Esta semana, la Convención emitió mensajes inquietantes. Terminó enfrentada con el Poder Judicial -algunos convencionales propusieron incluso una comisión elegida por el Presidente electo para evaluar a los jueces una vez aprobado el nuevo texto- y hubo quienes hicieron callar a sus miembros cuando manifestaron su parecer sobre las discusiones en curso.

El debate acerca del sistema político, si bien dista de ser un enfrentamiento ideológico -la UDI y el PC aquí son aliados- no ha conseguido la coherencia deseada. La comisión de Medio Ambiente y Modelo Económico, como era de esperar, dado que ahí se reúnen los representantes más apasionados de causas específicas, ha regalado titulares refundacionales y desconcertantes. Nada de esto ha sido aprobado por los 2/3 requeridos en el pleno, pero quizás por primera vez desde que comenzamos, la inquietud dejó el radio de los reaccionarios y temerosos de siempre, para apoderarse incluso de aquellos que han acompañado este proceso de manera cómplice y comprometida.

No está del todo claro cómo abordaremos en los días por venir la inmensa cantidad de normas propuestas.
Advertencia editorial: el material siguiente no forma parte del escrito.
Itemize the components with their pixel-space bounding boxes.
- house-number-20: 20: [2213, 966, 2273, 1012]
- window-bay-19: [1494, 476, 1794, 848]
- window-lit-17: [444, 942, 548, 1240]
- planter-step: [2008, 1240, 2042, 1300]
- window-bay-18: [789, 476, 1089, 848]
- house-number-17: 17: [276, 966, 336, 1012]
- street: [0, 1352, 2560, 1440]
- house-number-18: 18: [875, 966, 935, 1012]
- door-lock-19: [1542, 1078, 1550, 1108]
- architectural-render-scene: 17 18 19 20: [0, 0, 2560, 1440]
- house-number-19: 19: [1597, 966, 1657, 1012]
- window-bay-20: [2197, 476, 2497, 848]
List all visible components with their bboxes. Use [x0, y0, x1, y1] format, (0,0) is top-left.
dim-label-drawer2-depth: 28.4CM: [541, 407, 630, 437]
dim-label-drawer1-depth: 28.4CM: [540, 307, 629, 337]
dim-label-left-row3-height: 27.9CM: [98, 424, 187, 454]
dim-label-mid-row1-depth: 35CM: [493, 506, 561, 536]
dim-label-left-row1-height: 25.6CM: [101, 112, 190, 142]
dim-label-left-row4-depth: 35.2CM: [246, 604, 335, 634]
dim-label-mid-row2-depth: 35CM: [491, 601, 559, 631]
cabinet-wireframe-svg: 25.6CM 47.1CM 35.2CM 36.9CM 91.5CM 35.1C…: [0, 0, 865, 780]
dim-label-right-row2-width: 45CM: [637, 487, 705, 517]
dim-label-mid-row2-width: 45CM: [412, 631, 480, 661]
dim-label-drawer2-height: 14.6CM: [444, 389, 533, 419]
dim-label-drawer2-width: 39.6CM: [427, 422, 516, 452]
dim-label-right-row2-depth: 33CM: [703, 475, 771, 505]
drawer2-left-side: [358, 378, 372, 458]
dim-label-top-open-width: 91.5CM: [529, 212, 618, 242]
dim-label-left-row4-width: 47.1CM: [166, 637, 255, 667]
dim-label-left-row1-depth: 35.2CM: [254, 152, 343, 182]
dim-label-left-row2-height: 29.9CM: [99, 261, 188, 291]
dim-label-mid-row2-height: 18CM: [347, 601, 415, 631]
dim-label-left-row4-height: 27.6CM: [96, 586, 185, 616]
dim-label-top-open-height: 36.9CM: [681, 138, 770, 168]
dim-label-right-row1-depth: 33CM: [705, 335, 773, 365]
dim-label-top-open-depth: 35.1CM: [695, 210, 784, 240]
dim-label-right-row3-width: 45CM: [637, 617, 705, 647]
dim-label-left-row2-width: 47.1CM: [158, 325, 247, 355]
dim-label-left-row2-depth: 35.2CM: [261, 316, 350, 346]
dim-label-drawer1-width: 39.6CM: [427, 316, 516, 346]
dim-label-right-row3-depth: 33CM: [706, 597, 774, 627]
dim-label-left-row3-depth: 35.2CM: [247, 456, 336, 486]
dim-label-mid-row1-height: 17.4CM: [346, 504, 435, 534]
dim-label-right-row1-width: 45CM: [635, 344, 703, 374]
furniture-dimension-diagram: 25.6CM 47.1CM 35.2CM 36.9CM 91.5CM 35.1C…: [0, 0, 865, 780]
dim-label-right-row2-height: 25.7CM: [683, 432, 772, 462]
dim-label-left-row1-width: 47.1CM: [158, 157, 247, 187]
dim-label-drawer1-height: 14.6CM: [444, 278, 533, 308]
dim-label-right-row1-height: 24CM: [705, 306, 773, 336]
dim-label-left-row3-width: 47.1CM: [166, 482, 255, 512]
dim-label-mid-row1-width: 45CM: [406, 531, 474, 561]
De buenas a primeras, parece una tarea infinita y los tiempos no sólo son limitados, sino escasos. Sirva para hacerse una idea recordar que para la construcción de los Reglamentos se pusieron en votación más de 1100 indicaciones, y ahora las normas en juego son exponencialmente más. La mesa convocó a una comisión para establecer el camino a seguir.

El desorden es grande, abunda el cansancio y la dispersión, no hemos conseguido estructurar una coordinación política y hay, en efecto, buenas razones para la desazón, pero la importancia del reto es tal, que no hay esfuerzos por escatimar. Se nos encargó acordar un pacto social capaz de darle gobernabilidad y paz social a Chile para los tiempos que vienen. Se lo debemos a millones de ciudadanos que confiaron en nosotros y también al mundo que nos mira atenta y esperanzadamente, porque elegimos apostar por una mejor democracia para resolver nuestros desafíos pendientes.

Cualquier particularismo, auto referencia excesiva, incapacidad de levantar la vista o tozudez, debiera avergonzarnos. Aquí nadie sobra. No son las causas propias, sino el bien común lo que debiera orientar, primeramente, nuestro quehacer. Y para llegar a buen fin, necesitaremos el apoyo, la colaboración y la crítica de todos y todas. Adentro y afuera del viejo edificio del Congreso Nacional. Una Convención sin aire, arriesga morir de asfixia.